Я сразу догадалась, кто меня переворачивал, вливал с клюв лекарства и тревожил все это время.
- Она особенная,– сказал Артем.
- Может быть, – отозвалась медсестра.
- Даже не представляешь насколько особенная, – подтвердила я, но меня никто не услышал.
- Точно, она ничего не ест, – добавил сын.
- Попробуй погуляй с ней в лесу. Я думаю, вам разрешат. Ей нужен свежий воздух. И птица, возможно, найдет там пищу сама. Только не сегодня. Ворона еще очень слаба.
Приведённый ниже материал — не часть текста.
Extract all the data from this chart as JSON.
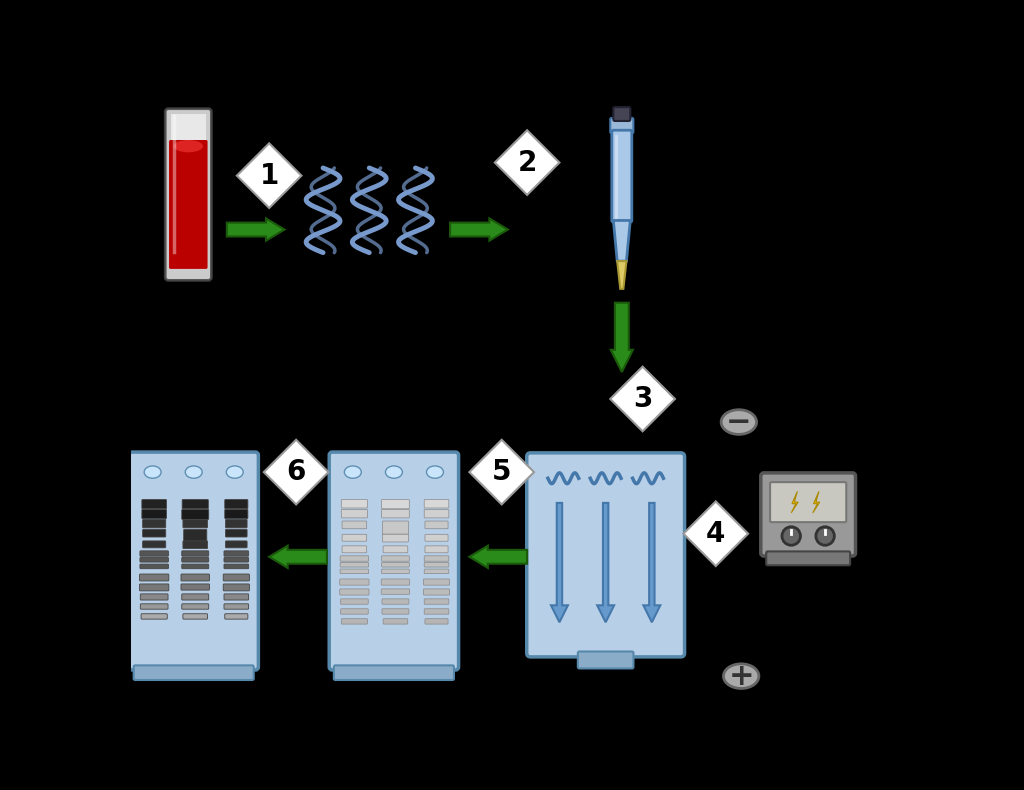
{
  "background_color": "#000000",
  "arrow_color": "#2a8a1a",
  "arrow_edge_color": "#1a5a0a",
  "diamond_color": "#ffffff",
  "diamond_edge_color": "#999999",
  "gel_color": "#b8cfe8",
  "gel_edge_color": "#5588aa",
  "gel_dark_color": "#8bacc8",
  "band_dark_color": "#333333",
  "band_light_color": "#cccccc",
  "pipette_body_color": "#aac8e8",
  "tube_red_color": "#cc1111",
  "tube_body_color": "#e8e8e8",
  "dna_color": "#7799cc",
  "dna_edge_color": "#5577aa",
  "power_body_color": "#aaaaaa",
  "power_screen_color": "#cccccc",
  "electrode_color": "#aaaaaa"
}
Завтра утром.
Дельный совет. Сын сходил отпросился. Весь вечер и ночь он сидел со мной и рассказывал мне про себя, про свою жизнь, про первую любовь, и про свою маму, т. е. про меня саму. Мне было хорошо. Некоторым вещам я удивлялась. Я узнала, например, про подарок на восьмое марта. Артем целый год по крупицам, экономя на школьных завтраках, собирал деньги на дорогие духи. Но его обворовали в автобусе. Он жаловался, что мама осталась без подарка. А мне было приятно, мне было хорошо. Так хорошо мне не было, даже когда я была человеком.
Очнулась от приятного потока слов я только утром. Артем уже строил планы на будущее. Он, его мама и я-птица будем жить вместе, ведь я спасла ему жизнь. Возможно ли это? Как все запутано. Но пора на прогулку.

Глава десятая.
Мы отправились в лес. Мы – это я, Артем и Антон. Утренняя свежесть, какая может быть только в лесу, сладко впивалась в мое тело. Как свежий ветер впервые подхватил меня и бережно вселил надежду,  указав путь, так и утренний лес, словно живой, до краев наливал мощью и здоровьем.
Я смотрела только на сына и вспоминала все наши прогулки. Только тогда, давным-давно, я держала сына за руку, а сегодня он нес меня на плече или бережно брал в руки. Я спасла всех, я успокоилась. Сверкающая свежая роса завораживала, она согревала своим утренним холодом, мягко проникала в легкие и пьянила, пьянила, пьянила. Хрустальные капли сверкали своей прозрачностью, дарили красоту солнечного света,  по-иному раскрывая запахи трав и хвои. Голова кружилась от утренней прохлады. Сама мать-природа будит всех детей своих свежим легким дуновением. Я замирала и зрительно приближала самые крупные росинки, как зачарованная смотрела на эту переливающуюся брильянтовую красоту. Мне казалось, что и Артем это видит. Но увы этот оптический дар свойственен только птицам.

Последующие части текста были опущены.